This project is an international collaboration involving researchers in the U.S. and Brazil and is funded by the National Science Foundation and FAPESP. In addition to the Rokyta Lab, the collaborators include Dr. Lisle Gibbs at Ohio State University, Dr. Christopher Parkinson at the University of Central Florida, Drs. Inácio de Loiola Meirelles Junqueira de Azevedo, Ana Maria Moura da Silva, and Erika Hingst-Zaher at the Instituto Butantan, and Dr. Hassam Zaher at the University of São Paulo. Understanding rapid diversification within evolutionary lineages requires determination of the factors and traits that promoted that diversification. Key innovations can lead to adaptive radiations by rendering new areas of ecological niche space accessible to a lineage and its descendents. The advanced snakes (superfamily Colubroidea) are comprised of more than 2,500 species, account for the majority of extant snake species, and represent one of the most diverse groups of terrestrial vertebrates. This superfamily originated approximately 100 million years ago and includes the front-fanged venomous families Viperidae and Elapidae and a diverse array of rear-fanged venomous species in the family Colubridae. Venom is hypothesized to have been the innovation initiating this radiation by expanding trophic opportunities, and subsequent toxin recruitment and toxin-gene neofunctionalization may have secondarily promoted further diversification. Venom and its coevolutionary interactions with prey provide strong selective pressures necessary to drive rapid evolution as well as natural mechanisms to generate extrinsic pre- and postzygotic isolation through reduced immigrant and hybrid fitnesses. Our goals for this project include determining how secondary key innovations within the venom system contributed to diversification patterns in the advanced snakes and testing for biases in the genetic pathways underlying rapid phenotypic evolution in venoms between closely related species as a means for understanding the process of diversification. An overview of our sampling strategy can be found here.

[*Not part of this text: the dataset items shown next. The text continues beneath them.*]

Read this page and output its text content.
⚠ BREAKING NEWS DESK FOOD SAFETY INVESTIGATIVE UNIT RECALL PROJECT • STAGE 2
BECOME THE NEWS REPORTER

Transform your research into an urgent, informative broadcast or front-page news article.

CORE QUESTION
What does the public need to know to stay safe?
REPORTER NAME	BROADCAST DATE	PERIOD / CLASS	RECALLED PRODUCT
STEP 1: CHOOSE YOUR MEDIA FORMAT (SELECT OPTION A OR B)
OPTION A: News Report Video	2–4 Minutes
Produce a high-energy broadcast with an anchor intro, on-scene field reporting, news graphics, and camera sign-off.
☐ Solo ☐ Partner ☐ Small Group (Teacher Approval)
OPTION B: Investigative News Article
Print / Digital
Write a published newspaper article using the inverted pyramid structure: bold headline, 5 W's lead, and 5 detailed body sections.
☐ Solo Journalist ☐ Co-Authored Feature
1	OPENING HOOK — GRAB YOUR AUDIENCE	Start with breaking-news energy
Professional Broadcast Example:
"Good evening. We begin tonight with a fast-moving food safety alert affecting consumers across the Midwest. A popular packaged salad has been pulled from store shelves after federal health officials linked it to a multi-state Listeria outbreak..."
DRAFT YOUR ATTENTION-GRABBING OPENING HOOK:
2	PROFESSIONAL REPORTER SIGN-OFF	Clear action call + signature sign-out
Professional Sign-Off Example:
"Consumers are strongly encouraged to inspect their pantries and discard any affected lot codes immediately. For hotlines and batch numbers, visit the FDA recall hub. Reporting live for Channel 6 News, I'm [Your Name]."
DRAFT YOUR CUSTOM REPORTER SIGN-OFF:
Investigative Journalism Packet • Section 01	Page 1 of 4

Viral Experimental Evolution

This project is currently funded by the National Institute of General Medical Sciences (NIGMS) at the National Institutes of Health (NIH) and is a collaboration with Dr. Wei Yang in the Department of Chemistry at Florida State University. The goals of this research include testing theoretical predictions about pleiotropy, epistasis, and adaptation in bacteriophages (i.e., viruses that infect bacteria) and identifying the mechanistic bases for these phenomena. The bacteriophages we use are all in the family Microviridae, have small genomes encoding only 11 proteins, and have generation times of approximately 12 minutes under standard laboratory conditions. These short generation times allow us to observe adaptive evolutionary changes in hours or days by applying defined selective pressures to laboratory populations. We use a unique protocol involving rapidly fluctuating selective pressures to induce a two-component fitness based on growth rate and capsid stability. The selection protocol, inspired by the population dynamics experienced by many pathogens, consists of periods of growth within hosts punctuated by strong selection for survival in the absence of hosts. Growth is allowed under normal culturing conditions, but survival selection involves extreme heat or pH, which selects for capsid stability, a simple yet fundamental biophysical property. We are using this protocol to study the pleiotropic effects of beneficial mutations in terms of a reaction rate and protein stability and to determine how this conflict, and pleiotropy in general, affects the genetic variation available for adaptation. By engineering identified beneficial mutations into new genetic contexts, we are measuring the extent to which biophysical properties of mutations are additive across backgrounds. By allowing long-term adaptation, we are determining whether deleterious pleiotropic effects can be overcome through compensatory evolution so that the two traits can be simultaneously maximized. We are also using molecular-dynamics simulation to determine the biophysical bases for the beneficial and epistatic effects of identified mutations.